The rebuild of 1874–1875, was prompted by the new station in York being constructed which required the bridge height to be increased by 4 ft. The works were carried out by John Butler of Leeds who tendered a cost of £3,918. Until the rebuilding of 2015, pedestrians still used the northern pier to access the pedestrian bridge. However, the southern abutment had been closed off to footfall in the late 1870s, when it was noticed that it was subsiding. The river was scouring the bank at that side and in the course of reinforcement, the pedestrian access was permanently closed.

By the 21st century, it was recognised that the 1870s ironwork was corroded, and that timbers within the structure were rotten.

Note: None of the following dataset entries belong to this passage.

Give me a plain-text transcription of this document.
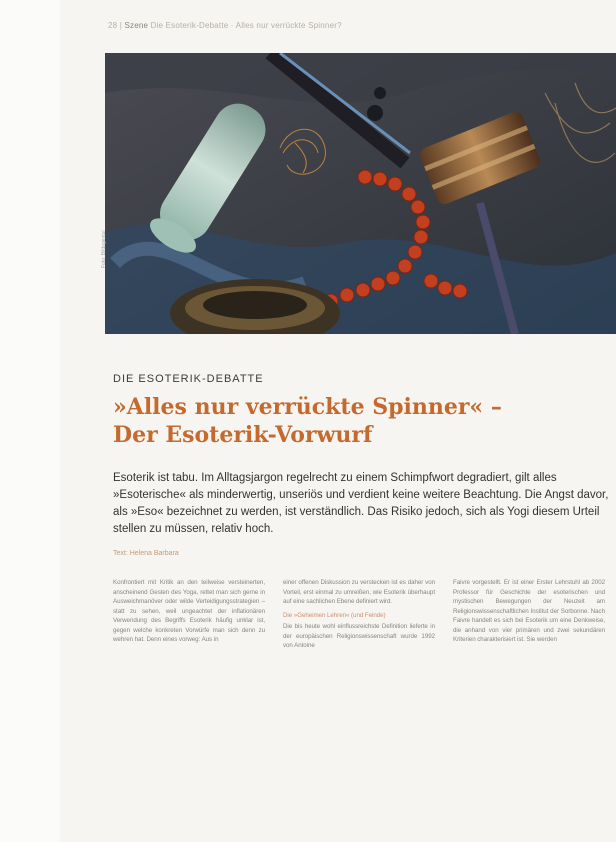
28 | Szene Die Esoterik-Debatte · Alles nur verrückte Spinner?
Foto: Bildagentur
DIE ESOTERIK-DEBATTE
»Alles nur verrückte Spinner« –
Der Esoterik-Vorwurf
Esoterik ist tabu. Im Alltagsjargon regelrecht zu einem Schimpfwort degradiert, gilt alles »Esoterische« als minderwertig, unseriös und verdient keine weitere Beachtung. Die Angst davor, als »Eso« bezeichnet zu werden, ist verständlich. Das Risiko jedoch, sich als Yogi diesem Urteil stellen zu müssen, relativ hoch.
Text: Helena Barbara
Konfrontiert mit Kritik an den teilweise versteinerten, anscheinend Gesten des Yoga, rettet man sich gerne in Ausweichmanöver oder wilde Verteidigungsstrategien – statt zu sehen, weil ungeachtet der inflationären Verwendung des Begriffs Esoterik häufig unklar ist, gegen welche konkreten Vorwürfe man sich denn zu wehren hat. Denn eines vorweg: Aus in
einer offenen Diskussion zu verstecken ist es daher von Vorteil, erst einmal zu umreißen, wie Esoterik überhaupt auf eine sachlichen Ebene definiert wird.
Die »Geheimen Lehren« (und Feinde)
Die bis heute wohl einflussreichste Definition lieferte in der europäischen Religionswissenschaft wurde 1992 von Antoine
Faivre vorgestellt. Er ist einer Erster Lehrstuhl ab 2002 Professor für Geschichte der esoterischen und mystischen Bewegungen der Neuzeit am Religionswissenschaftlichen Institut der Sorbonne. Nach Faivre handelt es sich bei Esoterik um eine Denkweise, die anhand von vier primären und zwei sekundären Kriterien charakterisiert ist. Sie werden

The bridge was subject to regular inspections, and though the rail traffic across the bridge was light, due to issues with the load upon it, engineers needed to be present whenever the bridge was used by visiting steam trains.

The bridge was replaced in 2015, with four new spans, each weighing 65 tonne built by Mabey of Chepstow and costing £6 million. In 2019, the footbridge on the eastern side was also replaced with a wider structure that was accessible for people on bikes and those with prams. The new bridge was started in 2018 with an outline cost of £4 million. Estimates show that the bridge is used by 3,000 people per day, but access to the footbridge was restricted when the river was in flood; the new structure would be accessible when the Ouse was flooded. Usage surveys carried out on the bridge after it opened in 2019, show that footfall across the bridge had increased to 4,000 people per day. The unused stairways in the bridge ends were treated with a structural resin which completely fills all the holes and gaps in the void of the stonework. Due to the difficult nature of installing the new bridge with a crane, the nearby Marygate car park was closed off and one of the engineers built a model of the project in Lego to explain the complexity of the project to other workers involved in reconstructing the bridge.

The bridge carries the York to Scarborough railway line, which has an hourly service of one train each way between Scarborough and either York, Manchester or Liverpool run by TransPennine Express.